Ribuan kilometer dari California, di Seoul, Korea Selatan, beberapa eksekutif muda yang bekerja di sebuah pabrikan smartphone terbesar di dunia, satu persatu rontok meninggalkan pekerjaan mereka.

Gaji mereka di perusahaan itu sebagai freshgrad saja sudah setara dengan 60.000 dolar Amerika per tahun, dan itu sama dengan tiga kali lipat rata-rata penghasilan freshgrad di perusahaan-perusahaan lain di Korea Selatan.

Ke mana mereka pergi? Ke perusahaan kompetitor? Ke industri lain? Merintis jadi usahawan dan buka bisnis?

Ternyata tidak. Sebagian besar dari mereka lebih memilih menjadi youtuber, blogger, gamer (esport athlete) atau lifestyle influencer.

Sebagian lainnya memilih kembali ke desa dan buka kebun sayuran. Banyak yang benar-benar hanya memakai tabungan mereka untuk merintis ‘karir’ baru tersebut.

School of Quitting Jobs

Salah satu yang memilih resign dari pabrikan smartphone itu, Jang Su-han, dengan sedikit iseng mendirikan sebuah sekolah yang belum pernah ada di planet ini: School of Quitting Jobs.

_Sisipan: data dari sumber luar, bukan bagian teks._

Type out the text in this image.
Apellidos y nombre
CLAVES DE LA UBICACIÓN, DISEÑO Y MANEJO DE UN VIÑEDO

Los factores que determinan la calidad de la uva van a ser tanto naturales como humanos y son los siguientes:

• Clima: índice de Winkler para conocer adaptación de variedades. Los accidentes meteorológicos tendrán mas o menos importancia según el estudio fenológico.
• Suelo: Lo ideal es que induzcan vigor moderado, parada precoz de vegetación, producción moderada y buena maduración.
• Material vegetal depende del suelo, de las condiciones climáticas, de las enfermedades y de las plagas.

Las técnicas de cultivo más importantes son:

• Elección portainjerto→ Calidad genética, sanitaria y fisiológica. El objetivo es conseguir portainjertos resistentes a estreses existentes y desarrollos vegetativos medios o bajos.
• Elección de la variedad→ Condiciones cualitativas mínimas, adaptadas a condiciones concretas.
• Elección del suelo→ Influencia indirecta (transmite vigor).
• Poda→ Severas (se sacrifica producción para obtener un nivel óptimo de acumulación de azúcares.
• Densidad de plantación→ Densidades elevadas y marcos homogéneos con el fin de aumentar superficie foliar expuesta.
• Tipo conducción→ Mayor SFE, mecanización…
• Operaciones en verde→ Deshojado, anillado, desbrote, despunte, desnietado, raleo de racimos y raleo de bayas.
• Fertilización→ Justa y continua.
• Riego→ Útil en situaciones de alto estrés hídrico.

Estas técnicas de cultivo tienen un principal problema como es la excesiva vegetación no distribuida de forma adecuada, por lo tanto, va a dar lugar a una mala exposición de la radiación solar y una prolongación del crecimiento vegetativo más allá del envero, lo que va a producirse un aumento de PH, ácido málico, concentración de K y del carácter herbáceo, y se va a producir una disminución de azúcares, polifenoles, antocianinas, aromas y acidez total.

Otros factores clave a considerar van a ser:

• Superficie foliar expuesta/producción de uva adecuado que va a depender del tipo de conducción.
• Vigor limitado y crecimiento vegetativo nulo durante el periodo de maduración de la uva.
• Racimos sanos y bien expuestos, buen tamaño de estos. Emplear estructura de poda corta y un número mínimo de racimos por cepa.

Sekolah nyleneh yang ia dirikan di tahun 2016 itu rupanya berhasil menarik minat 7000-an orang untuk belajar di sana.

Sekolah dengan hanya tiga ruang kelas itu menawarkan modul aneh-aneh – setidaknya menurut kita – tapi bila Anda memiliki gen futurist, modul-modul seperti ‘How to brainstorm a Plan B’, atau ‘Managing Identity Crisis’, hingga ke modul pasaran seperti ‘How to Youtube’, tampaknya adalah hal-hal yang baru hit saat ini di kalangan millenial.

Di pintu masuk sekolahnya tertulis “Don’t tell your bosses, say nothing even if you run into college, and never get caught until your graduation.”

Mina Morita benar dalam hal ini. Ada sesuatu yang dulu benar kini menjadi sangat salah.

Dulu, meski sekarang sebenarnya masih ada yang mengejar, orang bekerja untuk stabilitas keuangan, mendapatkan jaminan kesehatan dan tunjangan-tunjangan yang ‘membahagiakan’ karyawan.

Ketika pertama kali bekerja, barangkali Mina dan juga Jang Su-han mengejar hal-hal itu tadi. Namun dalam perjalanannya, banyak hal yang baru mereka sadari tak dapat mereka kendalikan, termasuk jalur karir mereka sendiri.

Di Korea Selatan misalnya, budaya korporat konglomerasi gaya Chaebol berbeda dengan di Amerika atau Eropa. Perusahaan-perusahaan besar Korea Selatan menganut kultur budaya hirarki yang sangat ketat dan kuat, jenjang karir sangat tergantung senioritas, dan nyaris mustahil karir naik saat atasannya masih berada di posisinya.

Masalah bertambah besar tatkala lulusan-lulusan universitas memiliki ketrampilan yang homogen alias kurang diversifikasi.

Anak-anak muda yang sudah terlanjur terjebak di korporat, tak peduli berapa lama mereka sudah berada di sana, memiliki kedenderungan untuk rontok di satu dua tahun ini.

California dan Seoul mewakili gelombang besar-besaran dari dari trend ‘kebosanan yang amat sangat’ di seluruh dunia. Dan seperti kata-kata Mina Morita, “It’s time for something new” menjadi trend baru.

Milenial Indonesia

Lalu saya ingat desa saya sendiri, Indonesia. Setahun terakhir ini saya berkesempatan mengamati beberapa tempat eksotiknya tempat para milenial berkumpul di korporat: Jabodetabek, Bandung, Semarang, Yogya, dan Surabaya. Saya banyak berbicara dengan corporate HR di beberapa perusahaan yang saya sambangi.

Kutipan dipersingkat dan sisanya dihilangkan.